In the post below we have a resolution of our church's General Synod Standing Committee about a commission being set up to lead our church towards resolution of the situation in which we are formally undecided about ordinations of partnered gay ministers. This commission will face a numbr of challenges. Arguably these challenges cumulatively constitute the proverbial challenge of squaring a circle. I reserve the right to change my mind, but today this is how the challenges look to me:
(1) How to permit what a significant part of our church (let's say at least the three dioceses which are planning to bring motions to General Synod in 2012) wants in respect of an ending of the moratorium on ordaining openly gay ministers, while not driving a wedge through the life of our church?
(2) How to define 'chaste/chastity' (a word used within our current canon on ministry standards) in respect of same sex partnerships? I note in recent days two quite different approaches by US bishops to same sex partnerships, one insisting that partnered clergy in his diocese get married, the other insistently refusing to tell his clergy what to do (see, e.g., here).
(3a) How to be a theologically inclusive church? In my experience a lot of our ACANZP talk of inclusiveness is about including certain groups of people but not all people. 'All people' actually means including those who believe that Christians in general, and ministers in particular should be either single or (heterosexually) married. It is not, I hasten to add, that I think we as a church have set out to have a limited vision of inclusiveness, it is just that I do not think we have yet engaged rigorously with the true meaning of inclusive in respect of our church and the diversity of its life.
(3b) Another way of expressing this challenge is, How do we remain catholic and avoid becoming sectarian? 'Sectarian' here would be a church which had ended up making attitudes towards homosexuality the defining issue in respect of who receives a bishop's licence.
(4) It would not surprise me in the least if this particular challenge was overlooked: the challenge of being a church in a Communion seriously considering a Covenant in which we seek as much interdependency with one another as possible.
Simply musing as I see things today I venture a couple of predictions in the light of the challenges above:
(P1) ACANZP will end up with a something or other (i.e. a resolution or canon or guidelines) which is focused on permitting individual dioceses to make their own way forward as their bishop(s) and synod are agreeable.
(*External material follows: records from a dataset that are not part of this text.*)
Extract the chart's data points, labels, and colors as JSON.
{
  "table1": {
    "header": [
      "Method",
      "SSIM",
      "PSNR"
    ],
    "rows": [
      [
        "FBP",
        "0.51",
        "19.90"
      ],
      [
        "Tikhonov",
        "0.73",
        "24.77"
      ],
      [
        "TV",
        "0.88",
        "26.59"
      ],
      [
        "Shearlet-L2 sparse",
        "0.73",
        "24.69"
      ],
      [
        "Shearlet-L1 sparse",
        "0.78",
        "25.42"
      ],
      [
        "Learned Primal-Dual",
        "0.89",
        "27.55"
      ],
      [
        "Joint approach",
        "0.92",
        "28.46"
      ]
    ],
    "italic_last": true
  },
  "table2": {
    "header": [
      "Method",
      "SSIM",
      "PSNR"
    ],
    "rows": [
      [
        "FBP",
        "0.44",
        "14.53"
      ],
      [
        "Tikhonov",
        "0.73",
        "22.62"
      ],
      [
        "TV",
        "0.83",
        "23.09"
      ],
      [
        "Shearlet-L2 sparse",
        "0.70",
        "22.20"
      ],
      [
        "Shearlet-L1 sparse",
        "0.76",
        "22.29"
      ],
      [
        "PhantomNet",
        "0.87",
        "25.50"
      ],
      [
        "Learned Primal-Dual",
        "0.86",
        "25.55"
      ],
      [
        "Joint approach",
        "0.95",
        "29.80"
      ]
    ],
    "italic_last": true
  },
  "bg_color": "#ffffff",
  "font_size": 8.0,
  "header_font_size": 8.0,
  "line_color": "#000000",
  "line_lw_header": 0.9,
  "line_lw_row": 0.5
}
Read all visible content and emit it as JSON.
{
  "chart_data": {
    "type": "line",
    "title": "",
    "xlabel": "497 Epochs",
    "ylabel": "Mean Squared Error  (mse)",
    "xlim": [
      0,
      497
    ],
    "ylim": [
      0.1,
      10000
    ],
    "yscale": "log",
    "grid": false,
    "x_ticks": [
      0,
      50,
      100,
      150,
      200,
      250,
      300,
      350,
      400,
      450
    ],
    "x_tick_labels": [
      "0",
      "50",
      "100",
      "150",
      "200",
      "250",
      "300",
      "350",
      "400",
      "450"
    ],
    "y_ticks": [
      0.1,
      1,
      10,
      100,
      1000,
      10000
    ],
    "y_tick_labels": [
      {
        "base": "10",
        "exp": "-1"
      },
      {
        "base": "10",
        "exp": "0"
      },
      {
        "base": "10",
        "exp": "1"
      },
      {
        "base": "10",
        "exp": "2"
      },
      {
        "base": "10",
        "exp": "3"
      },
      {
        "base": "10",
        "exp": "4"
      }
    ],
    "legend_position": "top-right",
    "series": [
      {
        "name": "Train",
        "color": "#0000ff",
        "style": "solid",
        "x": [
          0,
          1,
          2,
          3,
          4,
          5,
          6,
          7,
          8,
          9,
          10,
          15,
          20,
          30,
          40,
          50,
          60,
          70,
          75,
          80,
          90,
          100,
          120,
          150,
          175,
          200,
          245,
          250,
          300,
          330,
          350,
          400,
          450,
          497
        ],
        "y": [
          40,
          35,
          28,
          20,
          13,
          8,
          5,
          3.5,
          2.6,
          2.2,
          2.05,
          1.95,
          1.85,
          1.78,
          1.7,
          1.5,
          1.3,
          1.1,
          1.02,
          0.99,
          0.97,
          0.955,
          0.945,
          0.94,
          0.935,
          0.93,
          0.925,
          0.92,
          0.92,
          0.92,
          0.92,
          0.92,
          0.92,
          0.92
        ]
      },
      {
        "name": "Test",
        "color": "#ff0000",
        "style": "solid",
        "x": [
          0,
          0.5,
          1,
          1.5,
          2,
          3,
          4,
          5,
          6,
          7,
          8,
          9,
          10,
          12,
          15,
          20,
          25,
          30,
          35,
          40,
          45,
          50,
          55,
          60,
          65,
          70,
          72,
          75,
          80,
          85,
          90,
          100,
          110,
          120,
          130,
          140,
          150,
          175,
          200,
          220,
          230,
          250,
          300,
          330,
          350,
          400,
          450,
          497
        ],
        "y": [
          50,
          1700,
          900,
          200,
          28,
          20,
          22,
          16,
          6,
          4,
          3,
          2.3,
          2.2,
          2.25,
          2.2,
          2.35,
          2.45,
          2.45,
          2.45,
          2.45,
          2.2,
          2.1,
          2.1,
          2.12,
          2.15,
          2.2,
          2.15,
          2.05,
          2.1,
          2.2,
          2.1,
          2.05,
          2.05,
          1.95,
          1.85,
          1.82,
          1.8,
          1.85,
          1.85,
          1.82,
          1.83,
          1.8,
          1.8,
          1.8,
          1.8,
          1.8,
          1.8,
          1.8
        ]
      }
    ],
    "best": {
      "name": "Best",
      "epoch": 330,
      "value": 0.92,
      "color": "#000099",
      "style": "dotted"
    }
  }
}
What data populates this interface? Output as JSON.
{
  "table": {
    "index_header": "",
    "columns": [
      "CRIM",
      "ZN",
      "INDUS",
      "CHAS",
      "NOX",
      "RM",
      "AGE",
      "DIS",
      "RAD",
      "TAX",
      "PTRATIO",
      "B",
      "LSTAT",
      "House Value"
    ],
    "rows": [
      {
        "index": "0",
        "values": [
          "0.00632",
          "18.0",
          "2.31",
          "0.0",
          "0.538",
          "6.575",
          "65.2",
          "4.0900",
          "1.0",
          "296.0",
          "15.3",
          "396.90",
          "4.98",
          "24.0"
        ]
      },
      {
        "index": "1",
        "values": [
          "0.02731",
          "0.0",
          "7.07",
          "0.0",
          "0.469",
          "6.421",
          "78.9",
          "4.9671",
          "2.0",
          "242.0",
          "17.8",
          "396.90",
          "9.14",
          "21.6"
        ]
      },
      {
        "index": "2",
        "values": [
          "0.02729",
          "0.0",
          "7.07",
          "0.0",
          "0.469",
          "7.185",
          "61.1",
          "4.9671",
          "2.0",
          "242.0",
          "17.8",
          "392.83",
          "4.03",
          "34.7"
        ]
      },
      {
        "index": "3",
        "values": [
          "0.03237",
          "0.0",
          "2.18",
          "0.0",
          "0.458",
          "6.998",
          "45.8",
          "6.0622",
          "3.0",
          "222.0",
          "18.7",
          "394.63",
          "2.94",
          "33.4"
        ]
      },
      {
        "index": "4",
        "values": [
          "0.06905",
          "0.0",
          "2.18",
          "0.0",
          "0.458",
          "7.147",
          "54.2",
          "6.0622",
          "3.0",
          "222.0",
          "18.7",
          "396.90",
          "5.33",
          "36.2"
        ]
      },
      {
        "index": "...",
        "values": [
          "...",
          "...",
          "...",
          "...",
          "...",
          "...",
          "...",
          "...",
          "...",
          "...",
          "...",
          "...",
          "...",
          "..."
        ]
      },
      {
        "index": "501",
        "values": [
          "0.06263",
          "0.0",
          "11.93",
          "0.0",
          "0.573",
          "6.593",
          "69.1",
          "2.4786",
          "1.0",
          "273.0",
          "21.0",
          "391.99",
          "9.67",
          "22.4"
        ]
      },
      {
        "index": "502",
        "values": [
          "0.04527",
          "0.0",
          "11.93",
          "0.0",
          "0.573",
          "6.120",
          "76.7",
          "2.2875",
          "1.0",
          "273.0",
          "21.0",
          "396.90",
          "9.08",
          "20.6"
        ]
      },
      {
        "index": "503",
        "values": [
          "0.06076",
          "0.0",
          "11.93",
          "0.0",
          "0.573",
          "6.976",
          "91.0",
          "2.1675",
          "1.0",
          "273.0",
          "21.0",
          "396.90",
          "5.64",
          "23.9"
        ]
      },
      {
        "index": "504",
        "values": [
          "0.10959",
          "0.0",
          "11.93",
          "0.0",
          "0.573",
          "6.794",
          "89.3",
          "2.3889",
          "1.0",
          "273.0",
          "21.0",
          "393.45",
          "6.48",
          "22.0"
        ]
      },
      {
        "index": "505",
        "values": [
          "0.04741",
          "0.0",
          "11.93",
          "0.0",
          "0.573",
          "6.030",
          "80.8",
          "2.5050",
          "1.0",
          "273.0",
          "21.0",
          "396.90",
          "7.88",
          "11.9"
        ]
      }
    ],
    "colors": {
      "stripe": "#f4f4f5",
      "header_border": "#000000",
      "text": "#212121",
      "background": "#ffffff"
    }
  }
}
(P2) ACANZP will open up, to one degree or another, the possibility of (for want of a better term) alternative episcopal oversight.
Something like P1 and P2 together could keep us from schism.
P1 would be in keeping with the lovely Anglican concept of 'all may, none must, some should' re a course of action and would respect the fact that (say) the Diocese of Polynesia may wish to move in these matters differently from the Diocese of Aotearoa; the Diocese of Wellington differently to the Diocese of Waiapu, and so forth.
Consequential on P1, there is an argument for P2 to be instituted by General Synod because P2 would allow those who, because of P1, felt at odds with their own diocese's polity. A conservative parish within progressive diocese X or a progressive parish within conservative diocese Y could, depending on the precise details of 'alternative episcopal oversight', work out (just to focus on) ordinations which continued the particular character of the parish.
Nevertheless I am talking about 'squaring the circle': I am not predicting that we will resolve challenges (1) - (4) above satisfactorily to all. If we cannot square that particular circle, then P1 and P2 may never surface.
On the other hand I have had experience of how things work in our pragmatic church. It would not be completely surprising if the commission raced straight to recommending P1 and P2!!